(DOWNLOAD) "John Strachan. Advertising and Satirical Culture in the Romantic Period" by Studies in Romanticism # Book PDF Kindle ePub Free
eBook details
- Title: John Strachan. Advertising and Satirical Culture in the Romantic Period
- Author : Studies in Romanticism
- Release Date : January 22, 2010
- Genre: Language Arts & Disciplines,Books,Professional & Technical,Education,
- Pages : * pages
- Size : 58 KB
Description
John Strachan. Advertising and Satirical Culture in the Romantic Period. Cambridge: Cambridge University Press, 2008. Pp. 368. $99.00. Studying the poetry of the consumer marketplace and its surprisingly frequent intersection with "literary" or "high" culture is an oftentimes lonely, thankless endeavor despite the serious questions it asks: How has poetry, the most culturally prestigious of the literary arts, been used to sell not just products but an entire consumerist ideology? How has "literary" poetry positioned itself as oppositional to the consumer marketplace yet imitated, incorporated, or otherwise traded in the discourses of advertising poetry at the same time? And how has for-profit poetry itself been a site of literary innovation, imitating, incorporating, or otherwise trading in the literary discourses from which it is supposed to be so different? Investigations of this sort--these are questions central to Advertising and Satirical Culture in the Romantic Period--are oftentimes impeded by a number of factors (including the difficulty of recovering much of the primary material itself, which was ephemeral in nature and thus escaped widespread collection), the most significant of which may be a predisposition on the part of mainstream literary critics to disparage advertising poetry and academic efforts at assessing that poetry.

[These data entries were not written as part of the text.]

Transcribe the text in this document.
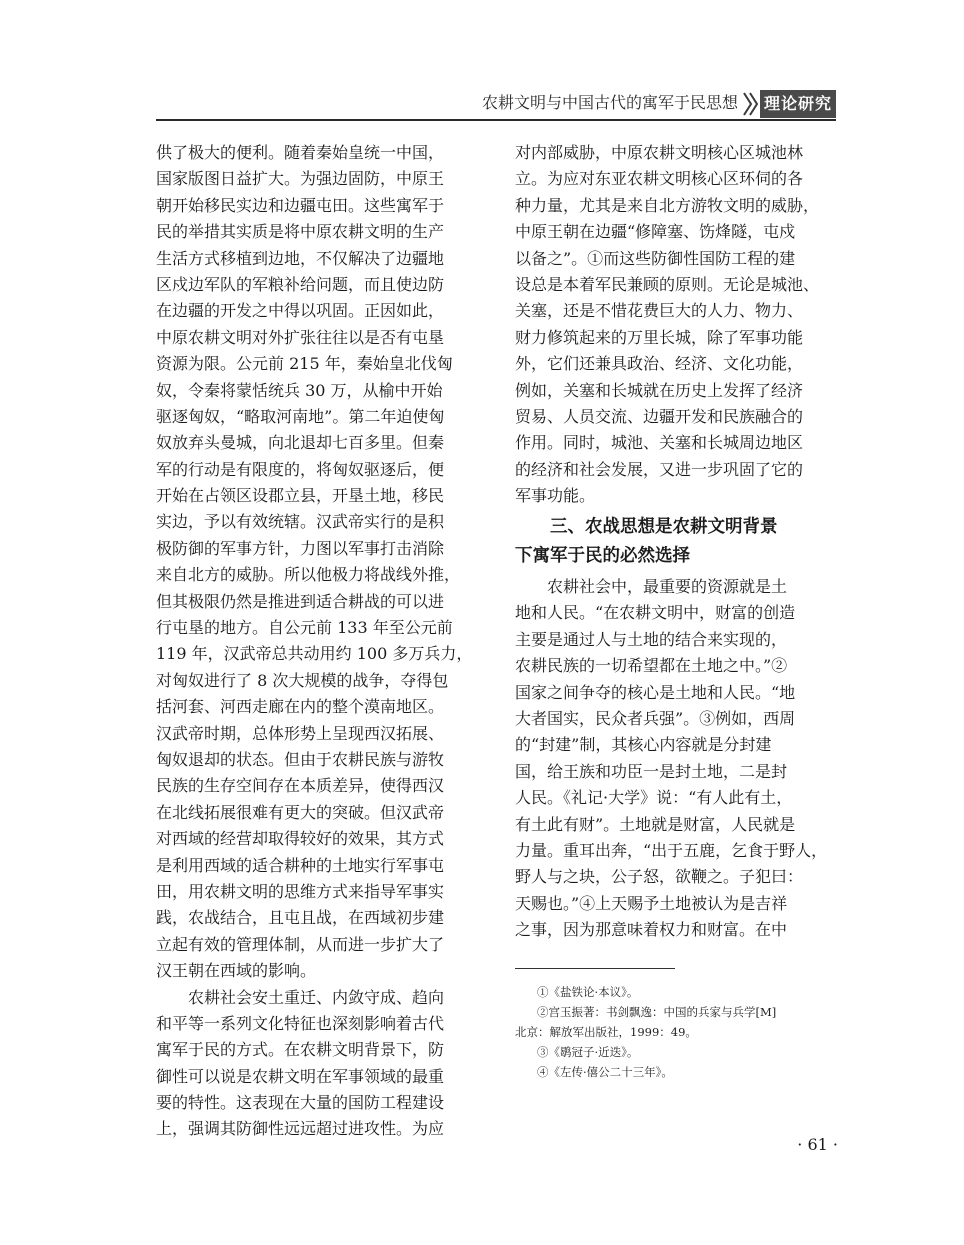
农耕文明与中国古代的寓军于民思想 理论研究
供了极大的便利。随着秦始皇统一中国，
国家版图日益扩大。为强边固防，中原王
朝开始移民实边和边疆屯田。这些寓军于
民的举措其实质是将中原农耕文明的生产
生活方式移植到边地，不仅解决了边疆地
区戍边军队的军粮补给问题，而且使边防
在边疆的开发之中得以巩固。正因如此，
中原农耕文明对外扩张往往以是否有屯垦
资源为限。公元前 215 年，秦始皇北伐匈
奴，令秦将蒙恬统兵 30 万，从榆中开始
驱逐匈奴，“略取河南地”。第二年迫使匈
奴放弃头曼城，向北退却七百多里。但秦
军的行动是有限度的，将匈奴驱逐后，便
开始在占领区设郡立县，开垦土地，移民
实边，予以有效统辖。汉武帝实行的是积
极防御的军事方针，力图以军事打击消除
来自北方的威胁。所以他极力将战线外推，
但其极限仍然是推进到适合耕战的可以进
行屯垦的地方。自公元前 133 年至公元前
119 年，汉武帝总共动用约 100 多万兵力，
对匈奴进行了 8 次大规模的战争，夺得包
括河套、河西走廊在内的整个漠南地区。
汉武帝时期，总体形势上呈现西汉拓展、
匈奴退却的状态。但由于农耕民族与游牧
民族的生存空间存在本质差异，使得西汉
在北线拓展很难有更大的突破。但汉武帝
对西域的经营却取得较好的效果，其方式
是利用西域的适合耕种的土地实行军事屯
田，用农耕文明的思维方式来指导军事实
践，农战结合，且屯且战，在西域初步建
立起有效的管理体制，从而进一步扩大了
汉王朝在西域的影响。
　　农耕社会安土重迁、内敛守成、趋向
和平等一系列文化特征也深刻影响着古代
寓军于民的方式。在农耕文明背景下，防
御性可以说是农耕文明在军事领域的最重
要的特性。这表现在大量的国防工程建设
上，强调其防御性远远超过进攻性。为应
对内部威胁，中原农耕文明核心区城池林
立。为应对东亚农耕文明核心区环伺的各
种力量，尤其是来自北方游牧文明的威胁，
中原王朝在边疆“修障塞、饬烽隧，屯戍
以备之”。①而这些防御性国防工程的建
设总是本着军民兼顾的原则。无论是城池、
关塞，还是不惜花费巨大的人力、物力、
财力修筑起来的万里长城，除了军事功能
外，它们还兼具政治、经济、文化功能，
例如，关塞和长城就在历史上发挥了经济
贸易、人员交流、边疆开发和民族融合的
作用。同时，城池、关塞和长城周边地区
的经济和社会发展，又进一步巩固了它的
军事功能。
　　三、农战思想是农耕文明背景
下寓军于民的必然选择
　　农耕社会中，最重要的资源就是土
地和人民。“在农耕文明中，财富的创造
主要是通过人与土地的结合来实现的，
农耕民族的一切希望都在土地之中。”②
国家之间争夺的核心是土地和人民。“地
大者国实，民众者兵强”。③例如，西周
的“封建”制，其核心内容就是分封建
国，给王族和功臣一是封土地，二是封
人民。《礼记·大学》说：“有人此有土，
有土此有财”。土地就是财富，人民就是
力量。重耳出奔，“出于五鹿，乞食于野人，
野人与之块，公子怒，欲鞭之。子犯曰：
天赐也。”④上天赐予土地被认为是吉祥
之事，因为那意味着权力和财富。在中
①《盐铁论·本议》。
②宫玉振著：书剑飘逸：中国的兵家与兵学[M]
北京：解放军出版社，1999：49。
③《鹖冠子·近迭》。
④《左传·僖公二十三年》。
· 61 ·
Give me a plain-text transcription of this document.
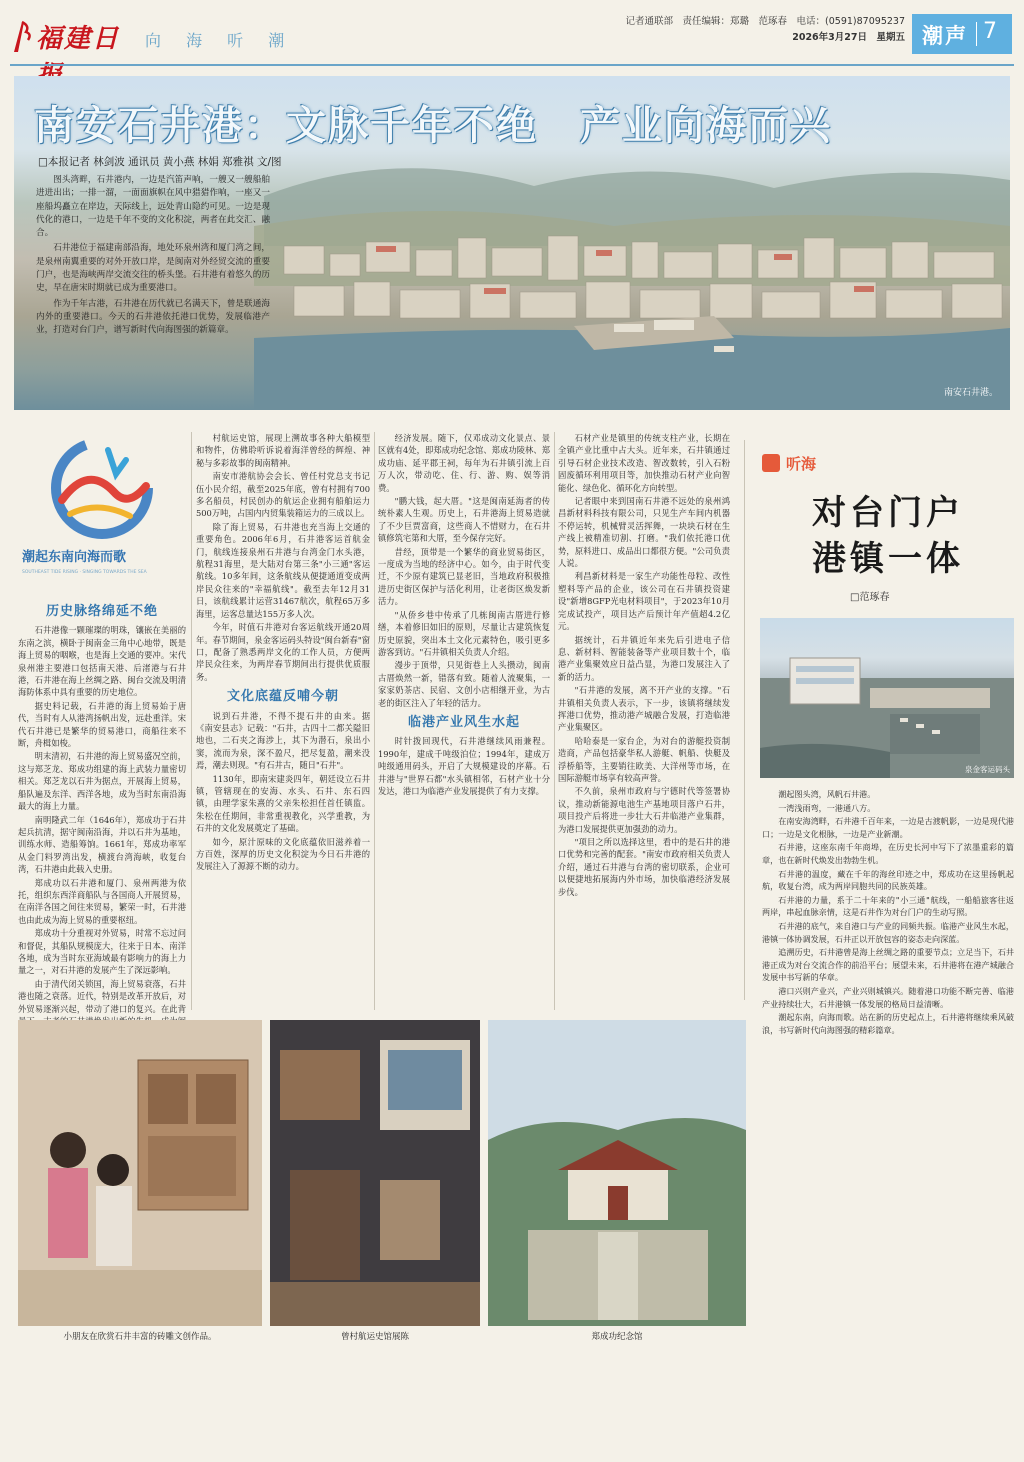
福建日	向 海 听 潮
记者通联部　责任编辑：郑璐　范琢春　电话：(0591)87095237
2026年3月27日　星期五 潮声 7
南安石井港：文脉千年不绝　产业向海而兴
□本报记者 林剑波 通讯员 黄小燕 林娟 郑雅祺 文/图

图头湾畔，石井港内，一边是汽笛声响，一艘又一艘船舶进进出出；一排一溜，一面面旗帜在风中猎猎作响，一座又一座船坞矗立在岸边，天际线上，远处青山隐约可见。一边是现代化的港口，一边是千年不变的文化积淀，两者在此交汇、融合。

石井港位于福建南部沿海，地处环泉州湾和厦门湾之间，是泉州南翼重要的对外开放口岸，是闽南对外经贸交流的重要门户，也是海峡两岸交流交往的桥头堡。石井港有着悠久的历史，早在唐宋时期就已成为重要港口。

作为千年古港，石井港在历代就已名满天下，曾是联通海内外的重要港口。今天的石井港依托港口优势，发展临港产业，打造对台门户，谱写新时代向海图强的新篇章。

南安石井港。
潮起东南向海而歌
SOUTHEAST TIDE RISING · SINGING TOWARDS THE SEA
历史脉络绵延不绝

石井港像一颗璀璨的明珠，镶嵌在美丽的东南之滨，横卧于闽南金三角中心地带，既是海上贸易的咽喉，也是海上交通的要冲。宋代泉州港主要港口包括南天港、后渚港与石井港，石井港在海上丝绸之路、闽台交流及明清海防体系中具有重要的历史地位。

据史料记载，石井港的海上贸易始于唐代，当时有人从港湾扬帆出发，远赴重洋。宋代石井港已是繁华的贸易港口，商船往来不断，舟楫如梭。

明末清初，石井港的海上贸易盛况空前，这与郑芝龙、郑成功组建的海上武装力量密切相关。郑芝龙以石井为据点，开展海上贸易，船队遍及东洋、西洋各地，成为当时东南沿海最大的海上力量。

南明隆武二年（1646年），郑成功于石井起兵抗清，据守闽南沿海，并以石井为基地，训练水师、造船筹饷。1661年，郑成功率军从金门料罗湾出发，横渡台湾海峡，收复台湾，石井港由此载入史册。

郑成功以石井港和厦门、泉州两港为依托，组织东西洋商船队与各国商人开展贸易，在南洋各国之间往来贸易，繁荣一时，石井港也由此成为海上贸易的重要枢纽。

郑成功十分重视对外贸易，时常不忘过问和督促，其船队规模庞大，往来于日本、南洋各地，成为当时东亚海域最有影响力的海上力量之一，对石井港的发展产生了深远影响。

由于清代闭关锁国，海上贸易衰落，石井港也随之衰落。近代，特别是改革开放后，对外贸易逐渐兴起，带动了港口的复兴。在此背

村航运史馆，展现上溯故事各种大船模型和物件，仿佛聆听诉说着海洋曾经的辉煌、神秘与多彩故事的闽南精神。

南安市港航协会会长、曾任村党总支书记伍小民介绍，截至2025年底，曾有村拥有700多名船员，村民创办的航运企业拥有船舶运力500万吨，占国内内贸集装箱运力的三成以上。

除了海上贸易，石井港也充当海上交通的重要角色。2006年6月，石井港客运首航金门，航线连接泉州石井港与台湾金门水头港，航程31海里，是大陆对台第三条"小三通"客运航线。10多年间，这条航线从便捷通道变成两岸民众往来的"幸福航线"。截至去年12月31日，该航线累计运营31467航次，航程65万多海里，运客总量达155万多人次。

今年，时值石井港对台客运航线开通20周年。春节期间，泉金客运码头特设"闽台新春"窗口，配备了熟悉两岸文化的工作人员，方便两岸民众往来，为两岸春节期间出行提供优质服务。

文化底蕴反哺今朝

说到石井港，不得不提石井的由来。据《南安县志》记载："石井，古四十二都关隘旧地也，二石夹之海涉上，其下为潜石，泉出小窦，流而为泉，深不盈尺，把尽复盈，潮来没焉，潮去则现。"有石井古，随日"石井"。

1130年，即南宋建炎四年，朝廷设立石井镇，管辖现在的安海、水头、石井、东石四镇，由理学家朱熹的父亲朱松担任首任镇监。朱松在任期间，非常重视教化，兴学重教，为石井的文化发展奠定了基础。

如今，原汁原味的文化底蕴依旧滋养着一方百姓，深厚的历史文化积淀为今日石井港的发展注入了源源不断的动力。

经济发展。随下，仅邓成动文化景点、景区就有4处，即郑成功纪念馆、郑成功陵林、郑成功庙、延平郡王祠，每年为石井镇引流上百万人次，带动吃、住、行、游、购、娱等消费。

"鹏大钱，起大厝。"这是闽南延海者的传统朴素人生观。历史上，石井港海上贸易造就了不少巨贾富商，这些商人不惜财力，在石井镇修筑宅第和大厝，至今保存完好。

昔经，顶带是一个繁华的商业贸易街区，一度成为当地的经济中心。如今，由于时代变迁，不少原有建筑已显老旧，当地政府积极推进历史街区保护与活化利用，让老街区焕发新活力。

"从侨乡巷中传承了几栋闽南古厝进行修缮，本着修旧如旧的原则，尽量让古建筑恢复历史原貌，突出本土文化元素特色，吸引更多游客到访。"石井镇相关负责人介绍。

漫步于顶带，只见街巷上人头攒动，闽南古厝焕然一新，错落有致。随着人流聚集，一家家奶茶店、民宿、文创小店相继开业，为古老的街区注入了年轻的活力。

临港产业风生水起

时针拨回现代，石井港继续风雨兼程。1990年，建成千吨级泊位；1994年，建成万吨级通用码头，开启了大规模建设的序幕。石井港与"世界石都"水头镇相邻，石材产业十分发达，港口为临港产业发展提供了有力支撑。

石材产业是镇里的传统支柱产业，长期在全镇产业比重中占大头。近年来，石井镇通过引导石材企业技术改造、智改数转，引入石粉固废循环利用项目等，加快推动石材产业向智能化、绿色化、循环化方向转型。

记者眼中来到国南石井港不远处的泉州鸿昌新材料科技有限公司，只见生产车间内机器不停运转，机械臂灵活挥舞，一块块石材在生产线上被精准切割、打磨。"我们依托港口优势，原料进口、成品出口都很方便。"公司负责人说。

利昌新材料是一家生产功能性母粒、改性塑料等产品的企业，该公司在石井镇投资建设"新增8GFP光电材料项目"，于2023年10月完成试投产，项目达产后预计年产值超4.2亿元。

据统计，石井镇近年来先后引进电子信息、新材料、智能装备等产业项目数十个，临港产业集聚效应日益凸显，为港口发展注入了新的活力。

"石井港的发展，离不开产业的支撑。"石井镇相关负责人表示，下一步，该镇将继续发挥港口优势，推动港产城融合发展，打造临港产业集聚区。

哈哈泰是一家台企，为对台的游艇投资制造商，产品包括豪华私人游艇、帆船、快艇及浮桥船等，主要销往欧美、大洋州等市场，在国际游艇市场享有较高声誉。

不久前，泉州市政府与宁德时代等签署协议，推动新能源电池生产基地项目落户石井，项目投产后将进一步壮大石井临港产业集群，为港口发展提供更加强劲的动力。

"项目之所以选择这里，看中的是石井的港口优势和完善的配套。"南安市政府相关负责人介绍，通过石井港与台湾的密切联系，企业可以便捷地拓展海内外市场，加快临港经济发展步伐。

听海
对台门户港镇一体
□范琢春
泉金客运码头

潮起图头湾，风帆石井港。

一湾浅雨弯，一港通八方。

在南安海湾畔，石井港千百年来，一边是古渡帆影，一边是现代港口；一边是文化根脉，一边是产业新潮。

石井港，这座东南千年商埠，在历史长河中写下了浓墨重彩的篇章，也在新时代焕发出勃勃生机。

石井港的温度，藏在千年的海丝印迹之中，郑成功在这里扬帆起航，收复台湾，成为两岸同胞共同的民族英雄。

石井港的力量，系于二十年来的"小三通"航线，一船船旅客往返两岸，串起血脉亲情，这是石井作为对台门户的生动写照。

石井港的底气，来自港口与产业的同频共振。临港产业风生水起，港镇一体协调发展，石井正以开放包容的姿态走向深蓝。

追溯历史，石井港曾是海上丝绸之路的重要节点；立足当下，石井港正成为对台交流合作的前沿平台；展望未来，石井港将在港产城融合发展中书写新的华章。

港口兴则产业兴，产业兴则城镇兴。随着港口功能不断完善、临港产业持续壮大，石井港镇一体发展的格局日益清晰。

潮起东南，向海而歌。站在新的历史起点上，石井港将继续乘风破浪，书写新时代向海图强的精彩篇章。

小朋友在欣赏石井丰富的砖雕文创作品。	曾村航运史馆展陈	郑成功纪念馆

In dismissing--or in simply ignoring--this enormous, diverse, and extremely public branch of poetry, these critics, John Strachan's study reveals, in fact follow a critical tradition established during the Romantic Era when writers began to accuse advertising of debasing the genre of poetry as a whole. As Robert Montgomery put it in his 1828 satire on the "Art of Puffing," advertising forced poetry into acting "I" the manner of the whore" (258).